Any pointers will be helpful.
How to search fast in a non-sorted array? I am unable to think of any other search mechanism apart from linear search.
Any pointers will be helpful.
Yes, without sorting the data a linear search is about as good as you can do.
Given a truly random non-sorted array, linear search is the best way.
You might be able to do better with some kind of heuristic approach if the data could be assumed to be roughly sorted.
There really isn't any kind of optimization to be done without your array being sorted. All optimizations hinge on having some kind of knowledge about your array being guaranteed. Without that, you can't assume anything and have to go through each item linearly.
Once your code is presented with an unsorted list, yes you will need to do a linear search.
There are a couple of things you can do however if it is liable to be searched more than once.
First off, of course, would be sorting the list. It would make the first lookup take quite a while, but subsequent ones would be faster.
Secondly, I'd suggest caching the result. For most usages I've found subsequent lookups have a high likelyhood to be either the same value, or one nearby.
You shouldn't bother with either of these though, unless the list is really large and slow to search. In general, the less code you can get away with writing, the better off everyone is.
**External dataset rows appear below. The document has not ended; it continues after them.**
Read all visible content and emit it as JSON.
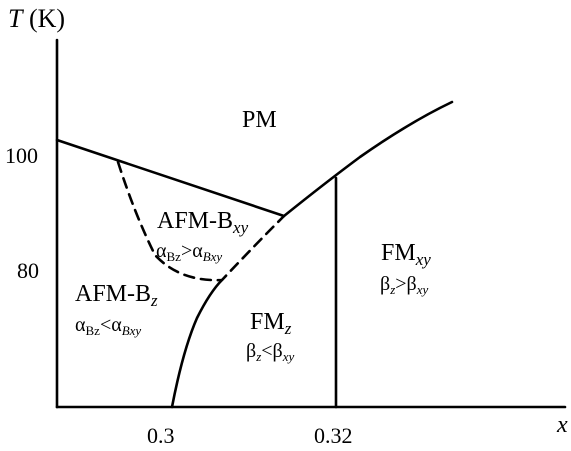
{
  "axes": {
    "y_label_var": "T",
    "y_label_unit": " (K)",
    "y_ticks": [
      "100",
      "80"
    ],
    "x_label": "x",
    "x_ticks": [
      "0.3",
      "0.32"
    ]
  },
  "regions": {
    "pm": {
      "label": "PM"
    },
    "afm_bxy": {
      "main": "AFM-B",
      "sub": "xy",
      "cond_a": "α",
      "cond_a_sub": "Bz",
      "cond_op": ">",
      "cond_b": "α",
      "cond_b_sub": "Bxy"
    },
    "afm_bz": {
      "main": "AFM-B",
      "sub": "z",
      "cond_a": "α",
      "cond_a_sub": "Bz",
      "cond_op": "<",
      "cond_b": "α",
      "cond_b_sub": "Bxy"
    },
    "fm_z": {
      "main": "FM",
      "sub": "z",
      "cond_a": "β",
      "cond_a_sub": "z",
      "cond_op": "<",
      "cond_b": "β",
      "cond_b_sub": "xy"
    },
    "fm_xy": {
      "main": "FM",
      "sub": "xy",
      "cond_a": "β",
      "cond_a_sub": "z",
      "cond_op": ">",
      "cond_b": "β",
      "cond_b_sub": "xy"
    }
  }
}
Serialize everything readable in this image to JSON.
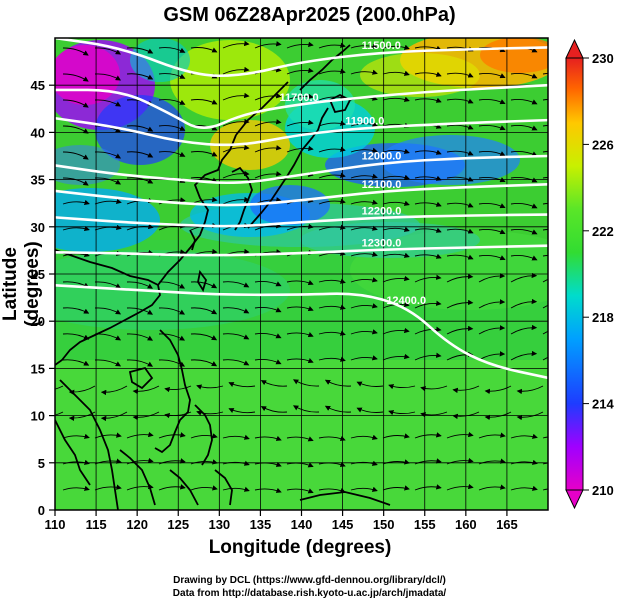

If you are able, you might consider changing the way the data is stored/created in the first place. Rather than adding items to an array, create a full blown binary tree (or whatever) and work with that. It makes manipulating the data slightly slower but it shouldn't be as slow as re-sorting the data every time and would make your searches much faster.
As others have mentionned, a linear search is the way to go. However, depending upon your setup, the following may or may not be relevant to speeding things up.
If some items are searched for more often than others, a small cache might be useful. For example, if you are implementing a lookup() operation for a file system (where the data is ultimately stored on disk somewhere), a cache can help immensely.
Can you sort/sift the data at all so that the most commonly looked for items are near the start of the array?
Is it practical to store your data in two sets? One is sorted, one is unsorted? The sorted, you should be able to search quickly for your item. If not found, go to your unsorted list and search linearly through that. Why? Although you said it is not practical to insert after every insertion, is it practical/efficient to insert from the unsorted list into the sorted list periodically?
Must it all be in one unsorted array? Can you put your data into blocks of sorted data? That is, you might 1000 sorted entries per block. Searching each sorted block might be faster than searching the entire unsorted list.
Just some ideas. They might not be applicable to your situation, but hopefully they are helpful.
There are some clever approaches for optimizing linear search, but in the end none of them really pay of in terms of performance but make the code error-prone and hard to understand. So I'd recommend sticking to a simple linear search (i.e. simple iterating + comparing).